Ia menambahkan, wilayah kerja UPT 1 mencakup 13 kecamatan, mulai dari Cibinong hingga Tanjungsari dan Sukamakmur. Setiap kecamatan telah ditugaskan petugas pengawas untuk melakukan verifikasi dan pendataan dengan berkoordinasi bersama pemerintah kecamatan setempat.
“Data awal pondok pesantren diperoleh melalui monografi wilayah di tingkat kecamatan dan kelurahan atau desa. Setelah itu, tim UPT melakukan kunjungan lapangan untuk bersilaturahmi sekaligus melihat langsung kondisi bangunan pesantren,” ungkapnya.
Yusuf menegaskan, fokus utama kegiatan ini adalah memastikan kelengkapan perizinan bangunan. Setiap pondok pesantren yang telah beroperasi wajib memiliki Persetujuan Bangunan Gedung (PBG) dan Sertifikat Laik Fungsi (SLF).
“Dengan perizinan yang lengkap, nilai aset pesantren akan lebih terjamin serta memberikan kepastian hukum bagi pengelola maupun pemilik,” ujarnya.

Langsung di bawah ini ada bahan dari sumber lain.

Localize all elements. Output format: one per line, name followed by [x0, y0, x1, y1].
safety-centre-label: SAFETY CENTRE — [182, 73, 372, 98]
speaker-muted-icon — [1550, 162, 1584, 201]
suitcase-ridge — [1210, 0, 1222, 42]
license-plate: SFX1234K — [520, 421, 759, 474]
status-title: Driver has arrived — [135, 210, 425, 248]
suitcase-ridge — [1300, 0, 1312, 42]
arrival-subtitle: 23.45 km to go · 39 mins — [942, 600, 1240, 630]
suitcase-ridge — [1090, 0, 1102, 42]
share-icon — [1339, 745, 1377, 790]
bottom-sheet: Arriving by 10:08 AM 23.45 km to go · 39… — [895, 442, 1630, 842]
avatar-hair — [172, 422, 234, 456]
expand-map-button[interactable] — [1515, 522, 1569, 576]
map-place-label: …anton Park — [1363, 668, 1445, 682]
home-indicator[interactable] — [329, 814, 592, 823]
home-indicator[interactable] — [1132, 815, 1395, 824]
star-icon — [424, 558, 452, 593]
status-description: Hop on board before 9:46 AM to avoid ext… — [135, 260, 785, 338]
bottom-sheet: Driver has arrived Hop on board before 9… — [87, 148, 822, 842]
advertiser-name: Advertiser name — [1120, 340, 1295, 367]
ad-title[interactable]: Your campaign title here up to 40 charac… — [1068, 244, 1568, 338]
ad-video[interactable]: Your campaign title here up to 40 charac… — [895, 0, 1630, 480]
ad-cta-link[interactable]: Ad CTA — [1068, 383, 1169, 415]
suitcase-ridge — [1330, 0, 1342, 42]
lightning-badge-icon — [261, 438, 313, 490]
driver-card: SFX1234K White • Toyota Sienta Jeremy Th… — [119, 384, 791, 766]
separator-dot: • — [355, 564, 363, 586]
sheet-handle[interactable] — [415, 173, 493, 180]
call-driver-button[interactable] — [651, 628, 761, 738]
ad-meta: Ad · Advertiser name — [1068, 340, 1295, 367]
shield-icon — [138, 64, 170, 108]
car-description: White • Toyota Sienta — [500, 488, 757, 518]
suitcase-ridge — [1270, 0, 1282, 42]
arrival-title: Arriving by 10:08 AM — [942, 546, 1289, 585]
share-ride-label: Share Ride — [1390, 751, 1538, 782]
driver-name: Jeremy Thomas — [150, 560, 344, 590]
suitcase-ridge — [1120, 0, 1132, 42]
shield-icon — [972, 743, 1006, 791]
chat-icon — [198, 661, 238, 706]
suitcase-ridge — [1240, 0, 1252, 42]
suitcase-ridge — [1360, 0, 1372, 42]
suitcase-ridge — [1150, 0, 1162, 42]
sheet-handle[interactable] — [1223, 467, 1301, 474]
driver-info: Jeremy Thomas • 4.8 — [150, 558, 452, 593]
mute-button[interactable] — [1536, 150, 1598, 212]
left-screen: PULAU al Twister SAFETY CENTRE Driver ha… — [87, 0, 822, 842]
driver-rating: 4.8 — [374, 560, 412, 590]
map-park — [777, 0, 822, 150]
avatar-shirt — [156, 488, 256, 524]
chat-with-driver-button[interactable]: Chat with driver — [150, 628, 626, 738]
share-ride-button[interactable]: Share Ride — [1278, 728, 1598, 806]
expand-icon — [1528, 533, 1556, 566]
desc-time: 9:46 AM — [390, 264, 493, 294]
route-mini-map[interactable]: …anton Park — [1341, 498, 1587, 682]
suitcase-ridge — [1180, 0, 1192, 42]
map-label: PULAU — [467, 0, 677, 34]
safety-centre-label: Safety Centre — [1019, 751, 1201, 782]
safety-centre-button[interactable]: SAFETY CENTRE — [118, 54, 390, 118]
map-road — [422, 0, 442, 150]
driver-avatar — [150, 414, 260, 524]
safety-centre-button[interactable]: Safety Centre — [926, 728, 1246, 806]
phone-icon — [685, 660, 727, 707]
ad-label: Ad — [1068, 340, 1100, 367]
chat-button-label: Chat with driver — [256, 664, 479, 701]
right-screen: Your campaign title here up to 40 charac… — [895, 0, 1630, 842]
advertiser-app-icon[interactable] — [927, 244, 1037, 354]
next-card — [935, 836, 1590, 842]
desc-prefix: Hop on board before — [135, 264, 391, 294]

Ia menyebutkan, pendataan dan pengawasan ini juga merupakan langkah antisipatif pemerintah daerah menyusul beberapa peristiwa serupa di sejumlah daerah, termasuk di wilayah Ciomas, Kabupaten Bogor.
“Pemerintah daerah akan memberikan pendampingan dan bantuan proses perizinan bagi pondok pesantren yang belum memiliki legalitas bangunan,” kata Yusuf.
Ia berharap para pengelola pondok pesantren dapat proaktif melengkapi dokumen perizinan.
“Ini bukan hanya untuk kepentingan pemerintah, tapi untuk keselamatan, kenyamanan, dan kepastian hukum bagi pemilik serta santri. Dengan perizinan lengkap, pondok pesantren memiliki kepemilikan aset yang jelas,” ujarnya.